Poor writing does not emanate from a broken quill but from an untrained mind./edf 2011
What is Bad Luck? Is it something you earn on your own merits or is it dealt out at birth? Do you consider a rejections Bad Luck (BL) and continue sending out query letters.
I define BL as an unplanned setback. In the past two months, I experienced a trio of BL. First, my windmill—my only source of water—broke the gears in its motor. It took me three days to find and put up a pump-jack; water again flowed. Second, I had the gasman add one hundred gallons of propane to my outside tank. The valve failed and within two days, my tank was dry. This took place during the coldest snap of this winter season. Temperatures dropped down to minus nine and I lived inside the house huddled next to my fireplace. When the gasman returned he found a screw that needed tightening and refilled the tank. Heat filled the house again. The next day I heard water running and discovered that two pipes in the ceiling of my downstairs bedroom burst, collapsing the ceiling and soaking everything in sight. I fixed the damaged pipes and had water inside the house again.

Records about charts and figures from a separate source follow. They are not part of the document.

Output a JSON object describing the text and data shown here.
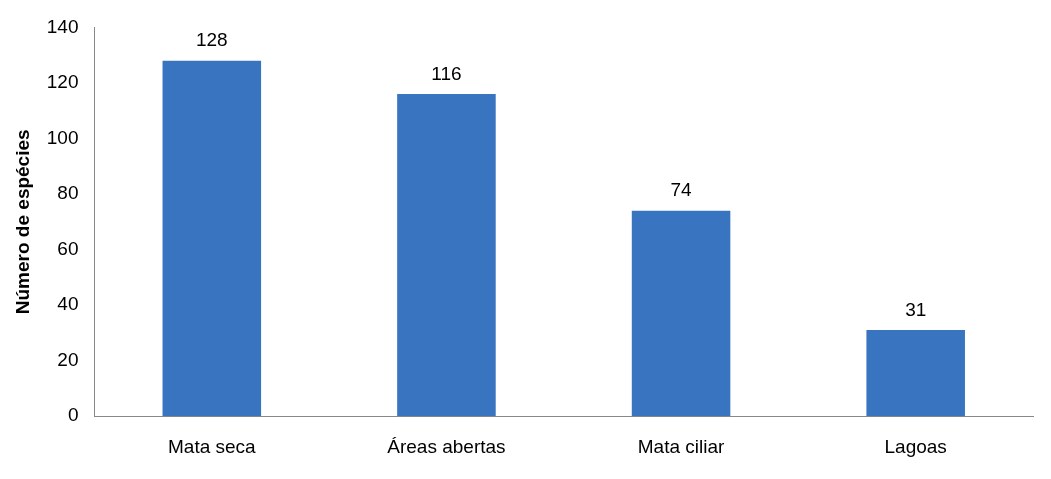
{
  "chart_data": {
    "type": "bar",
    "ylabel": "Número de espécies",
    "categories": [
      "Mata seca",
      "Áreas abertas",
      "Mata ciliar",
      "Lagoas"
    ],
    "values": [
      128,
      116,
      74,
      31
    ],
    "color": "#3874c0",
    "ylim": [
      0,
      140
    ],
    "yticks": [
      0,
      20,
      40,
      60,
      80,
      100,
      120,
      140
    ],
    "grid": false,
    "legend": false,
    "data_labels": true
  }
}
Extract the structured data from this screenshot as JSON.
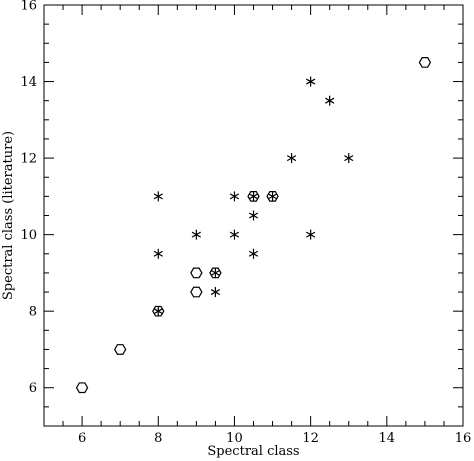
{
  "chart_data": {
    "type": "scatter",
    "title": "",
    "xlabel": "Spectral class",
    "ylabel": "Spectral class (literature)",
    "xlim": [
      5,
      16
    ],
    "ylim": [
      5,
      16
    ],
    "xticks": [
      6,
      8,
      10,
      12,
      14,
      16
    ],
    "yticks": [
      6,
      8,
      10,
      12,
      14,
      16
    ],
    "grid": false,
    "legend": "none",
    "marker_color": "#000000",
    "series": [
      {
        "marker": "hexagon",
        "points": [
          {
            "x": 6,
            "y": 6
          },
          {
            "x": 7,
            "y": 7
          },
          {
            "x": 8,
            "y": 8
          },
          {
            "x": 9,
            "y": 9
          },
          {
            "x": 9,
            "y": 8.5
          },
          {
            "x": 9.5,
            "y": 9
          },
          {
            "x": 10.5,
            "y": 11
          },
          {
            "x": 11,
            "y": 11
          },
          {
            "x": 15,
            "y": 14.5
          }
        ]
      },
      {
        "marker": "asterisk",
        "points": [
          {
            "x": 8,
            "y": 8
          },
          {
            "x": 8,
            "y": 9.5
          },
          {
            "x": 8,
            "y": 11
          },
          {
            "x": 9,
            "y": 10
          },
          {
            "x": 9.5,
            "y": 9
          },
          {
            "x": 9.5,
            "y": 8.5
          },
          {
            "x": 10,
            "y": 10
          },
          {
            "x": 10,
            "y": 11
          },
          {
            "x": 10.5,
            "y": 11
          },
          {
            "x": 10.5,
            "y": 10.5
          },
          {
            "x": 10.5,
            "y": 9.5
          },
          {
            "x": 11,
            "y": 11
          },
          {
            "x": 11.5,
            "y": 12
          },
          {
            "x": 12,
            "y": 14
          },
          {
            "x": 12,
            "y": 10
          },
          {
            "x": 12.5,
            "y": 13.5
          },
          {
            "x": 13,
            "y": 12
          }
        ]
      }
    ]
  }
}
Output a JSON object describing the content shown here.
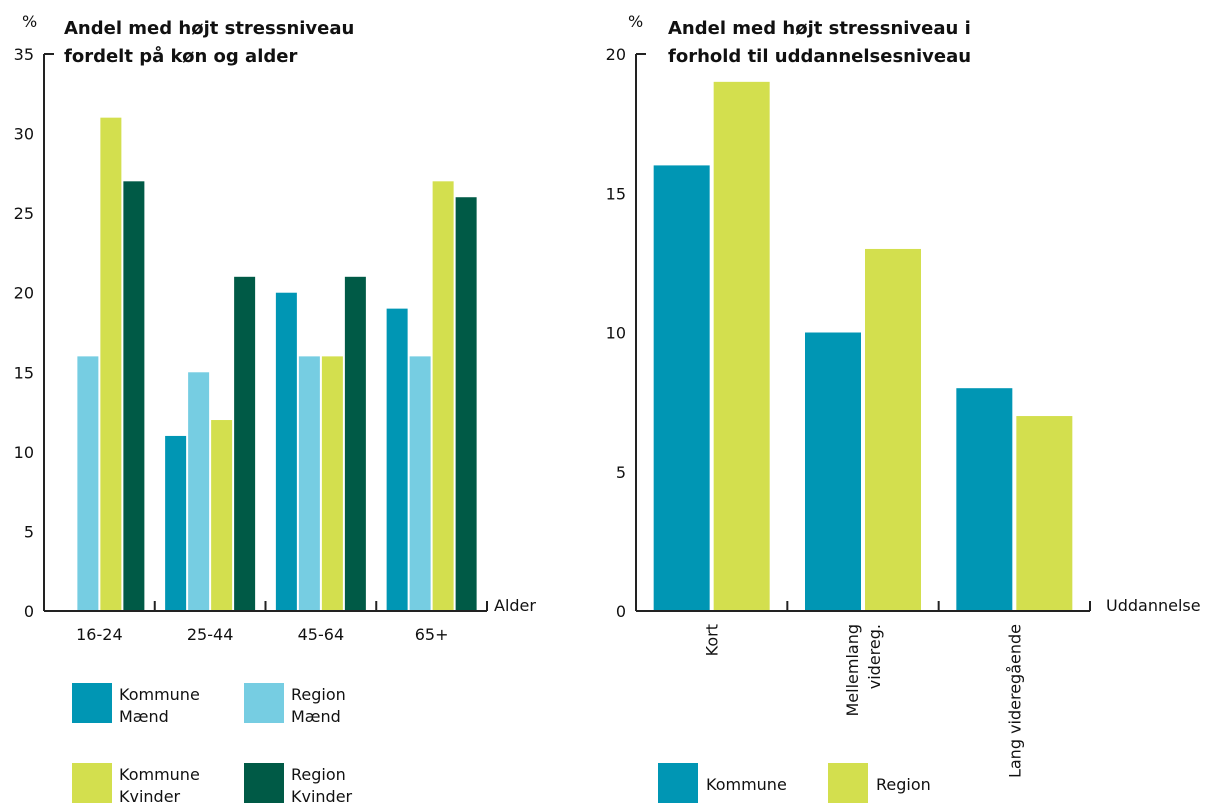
{
  "chart_data": [
    {
      "type": "bar",
      "title_lines": [
        "Andel med højt stressniveau",
        "fordelt på køn og alder"
      ],
      "ylabel": "%",
      "xlabel": "Alder",
      "ylim": [
        0,
        35
      ],
      "yticks": [
        0,
        5,
        10,
        15,
        20,
        25,
        30,
        35
      ],
      "categories": [
        "16-24",
        "25-44",
        "45-64",
        "65+"
      ],
      "series": [
        {
          "name_lines": [
            "Kommune",
            "Mænd"
          ],
          "color": "#0096b4",
          "values": [
            0,
            11,
            20,
            19
          ]
        },
        {
          "name_lines": [
            "Region",
            "Mænd"
          ],
          "color": "#76cde2",
          "values": [
            16,
            15,
            16,
            16
          ]
        },
        {
          "name_lines": [
            "Kommune",
            "Kvinder"
          ],
          "color": "#d3df4e",
          "values": [
            31,
            12,
            16,
            27
          ]
        },
        {
          "name_lines": [
            "Region",
            "Kvinder"
          ],
          "color": "#005a46",
          "values": [
            27,
            21,
            21,
            26
          ]
        }
      ]
    },
    {
      "type": "bar",
      "title_lines": [
        "Andel med højt stressniveau i",
        "forhold til uddannelsesniveau"
      ],
      "ylabel": "%",
      "xlabel": "Uddannelse",
      "ylim": [
        0,
        20
      ],
      "yticks": [
        0,
        5,
        10,
        15,
        20
      ],
      "categories": [
        [
          "Kort"
        ],
        [
          "Mellemlang",
          "videreg."
        ],
        [
          "Lang videregående"
        ]
      ],
      "series": [
        {
          "name_lines": [
            "Kommune"
          ],
          "color": "#0096b4",
          "values": [
            16,
            10,
            8
          ]
        },
        {
          "name_lines": [
            "Region"
          ],
          "color": "#d3df4e",
          "values": [
            19,
            13,
            7
          ]
        }
      ]
    }
  ]
}
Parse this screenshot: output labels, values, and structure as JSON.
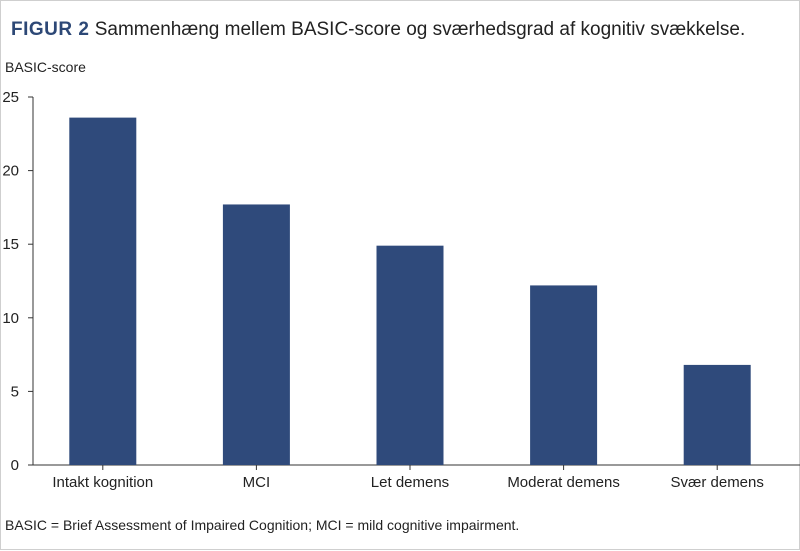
{
  "figure": {
    "label": "FIGUR 2",
    "title": "Sammenhæng mellem BASIC-score og sværhedsgrad af kognitiv svækkelse."
  },
  "caption": "BASIC = Brief Assessment of Impaired Cognition; MCI = mild cognitive impairment.",
  "colors": {
    "bar": "#2f4a7b",
    "title_label": "#2d4876",
    "axis": "#333333"
  },
  "chart_data": {
    "type": "bar",
    "title": "Sammenhæng mellem BASIC-score og sværhedsgrad af kognitiv svækkelse.",
    "xlabel": "",
    "ylabel": "BASIC-score",
    "categories": [
      "Intakt kognition",
      "MCI",
      "Let demens",
      "Moderat demens",
      "Svær demens"
    ],
    "values": [
      23.6,
      17.7,
      14.9,
      12.2,
      6.8
    ],
    "ylim": [
      0,
      25
    ],
    "yticks": [
      0,
      5,
      10,
      15,
      20,
      25
    ],
    "grid": false,
    "legend": "none"
  }
}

Three unexpected setbacks that ended with positive results (well fixed, heat restored and water running). I look on rejection letters as positive information. They whisper two things to me, the agent did not think my manuscript was a fit for her or my query letter needs tweaking. Weighing the rejection letter in one hand and my passion for my writing in the other the obvious answer is to draft another query letter. How do you handle rejection letter?